Akademinin entelektüel isimlerinden Prof. Dr. İhsan Süreyya Sırma, rektör yardımcısı, fakülte dekanları, öğretim elemanları ve öğrencilerin ilgi gösterdiği programda, “21. Yüzyıl Gençliğinin Değer Algısı” konuşuldu.

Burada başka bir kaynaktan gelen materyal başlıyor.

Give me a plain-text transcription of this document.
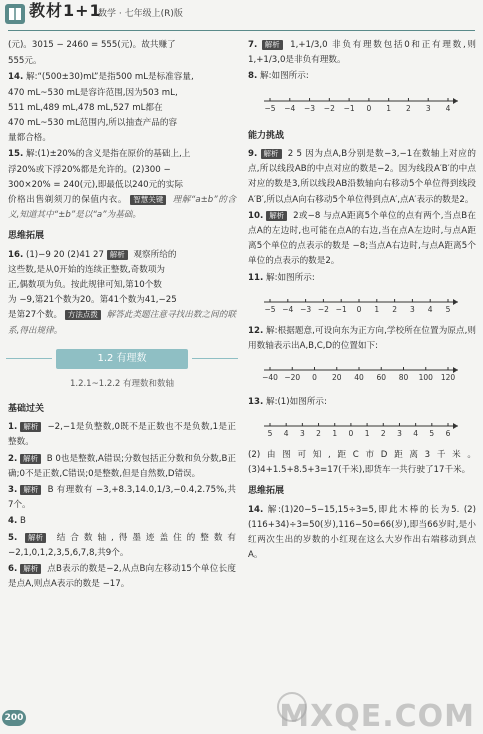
教材1+1
数学 · 七年级上(R)版

(元)。3015 − 2460 = 555(元)。故共赚了

555元。

14. 解:“(500±30)mL”是指500 mL是标准容量,
470 mL~530 mL是容许范围,因为503 mL,
511 mL,489 mL,478 mL,527 mL都在
470 mL~530 mL范围内,所以抽查产品的容
量都合格。

15. 解:(1)±20%的含义是指在原价的基础上,上
浮20%或下浮20%都是允许的。(2)300 −
300×20% = 240(元),即最低以240元的实际
价格出售剃须刀的保值内衣。 智慧关键 理解“a±b”的含义,知道其中“±b”是以“a”为基础。

思维拓展

16. (1)−9 20 (2)41 27 解析 观察所给的
这些数,是从0开始的连续正整数,奇数项为
正,偶数项为负。按此规律可知,第10个数
为 −9,第21个数为20。第41个数为41,−25
是第27个数。 方法点拨 解答此类题注意寻找出数之间的联系,得出规律。

1.2 有理数
1.2.1~1.2.2 有理数和数轴
基础过关

1. 解析 −2,−1是负整数,0既不是正数也不是负数,1是正整数。

2. 解析 B 0也是整数,A错误;分数包括正分数和负分数,B正确;0不是正数,C错误;0是整数,但是自然数,D错误。

3. 解析 B 有理数有 −3,+8.3,14.0,1/3,−0.4,2.75%,共7个。

4. B

5. 解析 结合数轴,得墨迹盖住的整数有 −2,1,0,1,2,3,5,6,7,8,共9个。

6. 解析 点B表示的数是−2,从点B向左移动15个单位长度是点A,则点A表示的数是 −17。

7. 解析 1,+1/3,0 非负有理数包括0和正有理数,则1,+1/3,0是非负有理数。

8. 解:如图所示:

−5 −4 −3 −2 −1 0 1 2 3 4
能力挑战

9. 解析 2 5 因为点A,B分别是数−3,−1在数轴上对应的点,所以线段AB的中点对应的数是−2。因为线段A′B′的中点对应的数是3,所以线段AB沿数轴向右移动5个单位得到线段A′B′,所以点A向右移动5个单位得到点A′,点A′表示的数是2。

10. 解析 2或−8 与点A距离5个单位的点有两个,当点B在点A的左边时,也可能在点A的右边,当在点A左边时,与点A距离5个单位的点表示的数是 −8;当点A右边时,与点A距离5个单位的点表示的数是2。

11. 解:如图所示:

−5 −4 −3 −2 −1 0 1 2 3 4 5

12. 解:根据题意,可设向东为正方向,学校所在位置为原点,则用数轴表示出A,B,C,D的位置如下:

−40 −20 0 20 40 60 80 100 120

13. 解:(1)如图所示:

5 4 3 2 1 0 1 2 3 4 5 6

(2)由图可知,距C市D距离3千米。 (3)4+1.5+8.5+3=17(千米),即货车一共行驶了17千米。

思维拓展

14. 解:(1)20−5−15,15÷3=5,即此木棒的长为5. (2)(116+34)÷3=50(岁),116−50=66(岁),即当66岁时,是小红两次生出的岁数的小红现在这么大岁作出右端移动到点A。

200	MXQE.COM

Konuşmasına Çanakkale Zaferi’nin 104. Yıldönümü ve İslamofobi anlayışıyla Yeni Zelanda’ da yaşanan menfur terör eylemi ile başlayan Profesör Yılmaz, gençlikte fikir inşası, Nomofobi, eğitim, sosyal farkındalık, teknolojik gelişmeler, kuşaklararası farklılıklar, medeniyetimizin bekası, değer-erdem, etik-ahlak ilişkisi gibi kavramları sorguladı.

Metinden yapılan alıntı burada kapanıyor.